Gorsuch tried to deflect the line of Democratic criticism by pointing out he’d ruled on behalf of the “little guy” as well. He cited judgments in favor of Native Americans, disabled students, prisoners, and undocumented immigrants. “Sometimes, I have ruled against such persons, too,” he added. “But my decisions have never reflected a judgment about the people before me—only my best judgment about the law and facts at issue in each particular case.”

Few of the Democratic lawmakers tried to directly tie Gorsuch to the president who nominated him, but Trump’s critical rhetoric toward the federal judiciary loomed over the hearings. The judge reportedly deplored those remarks in private meetings with lawmakers, but Connecticut Senator Richard Blumenthal urged Gorsuch to go further. “I believe that our system really requires and demands that you do it publicly and explicitly and directly,” he told him.

Even Republicans took note of the Trumpian elephant in the room, albeit wryly. “Some of my colleagues seem to have rediscovered an appreciation for the need to confine each branch of government to its proper sphere,” Iowa Senator Chuck Grassley, the committee chairman, said in his opening remarks. “I don’t question the sincerity of those concerns, but some of us have been alarmed by executive overreach, and the threat it poses to the separation of powers, for quite some time now.”

There was also a rare gesture of bipartisanship near the end of Monday’s hearing, when Gorsuch was introduced by both of Colorado’s senators, Republican Cory Gardner and Democrat Michael Bennet, as well as Neal Katyal, a former acting solicitor general during the Obama administration.

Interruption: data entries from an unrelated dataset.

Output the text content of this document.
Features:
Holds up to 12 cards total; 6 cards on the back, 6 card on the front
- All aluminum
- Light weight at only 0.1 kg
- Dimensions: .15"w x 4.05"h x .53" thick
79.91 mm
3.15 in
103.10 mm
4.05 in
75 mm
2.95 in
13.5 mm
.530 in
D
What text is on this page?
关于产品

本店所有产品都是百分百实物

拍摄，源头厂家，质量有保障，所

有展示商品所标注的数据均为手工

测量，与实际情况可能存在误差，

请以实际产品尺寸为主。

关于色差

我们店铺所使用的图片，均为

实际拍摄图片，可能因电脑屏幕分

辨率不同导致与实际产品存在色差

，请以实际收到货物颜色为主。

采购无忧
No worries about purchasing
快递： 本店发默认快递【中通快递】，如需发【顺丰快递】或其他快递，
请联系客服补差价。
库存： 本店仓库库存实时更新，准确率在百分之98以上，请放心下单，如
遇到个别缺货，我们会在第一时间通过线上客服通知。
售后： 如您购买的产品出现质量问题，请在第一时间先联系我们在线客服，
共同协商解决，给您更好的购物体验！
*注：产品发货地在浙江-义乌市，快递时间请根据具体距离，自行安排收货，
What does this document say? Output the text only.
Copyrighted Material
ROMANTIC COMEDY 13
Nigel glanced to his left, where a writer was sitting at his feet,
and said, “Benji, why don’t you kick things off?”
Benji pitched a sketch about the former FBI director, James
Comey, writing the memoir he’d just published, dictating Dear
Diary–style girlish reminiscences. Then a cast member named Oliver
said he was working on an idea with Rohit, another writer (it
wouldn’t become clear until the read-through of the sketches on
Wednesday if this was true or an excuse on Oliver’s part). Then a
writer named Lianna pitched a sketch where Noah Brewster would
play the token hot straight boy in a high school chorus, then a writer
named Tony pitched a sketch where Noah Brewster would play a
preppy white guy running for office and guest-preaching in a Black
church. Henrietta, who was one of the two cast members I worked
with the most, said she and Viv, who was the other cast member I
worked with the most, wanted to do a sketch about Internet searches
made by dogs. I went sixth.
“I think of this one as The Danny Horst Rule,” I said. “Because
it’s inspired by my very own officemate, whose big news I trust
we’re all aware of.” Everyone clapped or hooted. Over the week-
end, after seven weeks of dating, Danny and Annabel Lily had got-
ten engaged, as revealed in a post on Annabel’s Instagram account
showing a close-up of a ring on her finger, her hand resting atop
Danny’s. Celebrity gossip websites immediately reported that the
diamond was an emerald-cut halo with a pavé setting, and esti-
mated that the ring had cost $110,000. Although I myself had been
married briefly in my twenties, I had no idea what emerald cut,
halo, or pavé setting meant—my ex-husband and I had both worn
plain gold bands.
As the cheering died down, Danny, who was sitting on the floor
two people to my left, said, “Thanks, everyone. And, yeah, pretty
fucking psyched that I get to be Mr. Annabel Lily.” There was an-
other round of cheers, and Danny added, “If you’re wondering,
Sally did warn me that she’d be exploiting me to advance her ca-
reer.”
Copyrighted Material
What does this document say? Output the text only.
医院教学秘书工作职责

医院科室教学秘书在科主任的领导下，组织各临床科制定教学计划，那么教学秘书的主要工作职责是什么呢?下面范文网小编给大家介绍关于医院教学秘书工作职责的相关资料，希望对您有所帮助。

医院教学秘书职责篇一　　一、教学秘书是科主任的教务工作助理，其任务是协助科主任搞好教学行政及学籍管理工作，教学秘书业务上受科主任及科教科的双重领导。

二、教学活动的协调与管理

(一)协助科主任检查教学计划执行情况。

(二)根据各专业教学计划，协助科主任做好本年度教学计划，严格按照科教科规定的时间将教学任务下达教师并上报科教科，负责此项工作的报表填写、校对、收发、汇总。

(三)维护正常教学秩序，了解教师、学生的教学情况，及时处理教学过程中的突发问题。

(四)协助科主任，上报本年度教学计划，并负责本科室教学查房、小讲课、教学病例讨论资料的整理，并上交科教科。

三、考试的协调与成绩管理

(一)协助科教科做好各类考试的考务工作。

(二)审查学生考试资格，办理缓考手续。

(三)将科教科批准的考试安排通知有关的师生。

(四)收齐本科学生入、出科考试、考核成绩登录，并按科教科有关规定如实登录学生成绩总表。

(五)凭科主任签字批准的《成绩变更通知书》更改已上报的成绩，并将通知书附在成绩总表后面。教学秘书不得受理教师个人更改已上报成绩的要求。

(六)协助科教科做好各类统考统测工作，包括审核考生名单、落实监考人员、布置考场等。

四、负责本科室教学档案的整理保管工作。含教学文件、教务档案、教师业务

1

Bennet insisted that his participation did not mean he would vote in favor of Gorsuch’s confirmation. “It is tempting to deny Judge Gorsuch a fair hearing because of the Senate’s prior failure” to hold a hearing for former President Barack Obama’s nominee, Merrick Garland. “But, Mr. Chairman, two wrongs never make a right,” he said. “The Supreme Court is too important for us not to find a way to end our destructive gridlock and bitter partisanship.”

But the hearings were inescapably political. Texas Senator Ted Cruz touted the Senate’s refusal to hold hearings for Garland last year as a positive and argued that Trump’s election had given Gorsuch “super-legitimacy.” Other Republicans attacked their Democratic colleagues for contributing to the politicization of the process. “Something is seriously wrong when the confirmation process for a Supreme Court justice resembles an election campaign for political office,” Utah Senator Orrin Hatch said.

Gorsuch tried to set himself apart from the partisan fray. American judges, he told the committee, must occupy a “modest station” in a healthy democracy. “In other countries, judges wear scarlet, silk, and ermine,” he testified. “Here, we judges buy our own plain black robes. Ours is a judiciary of honest black polyester.”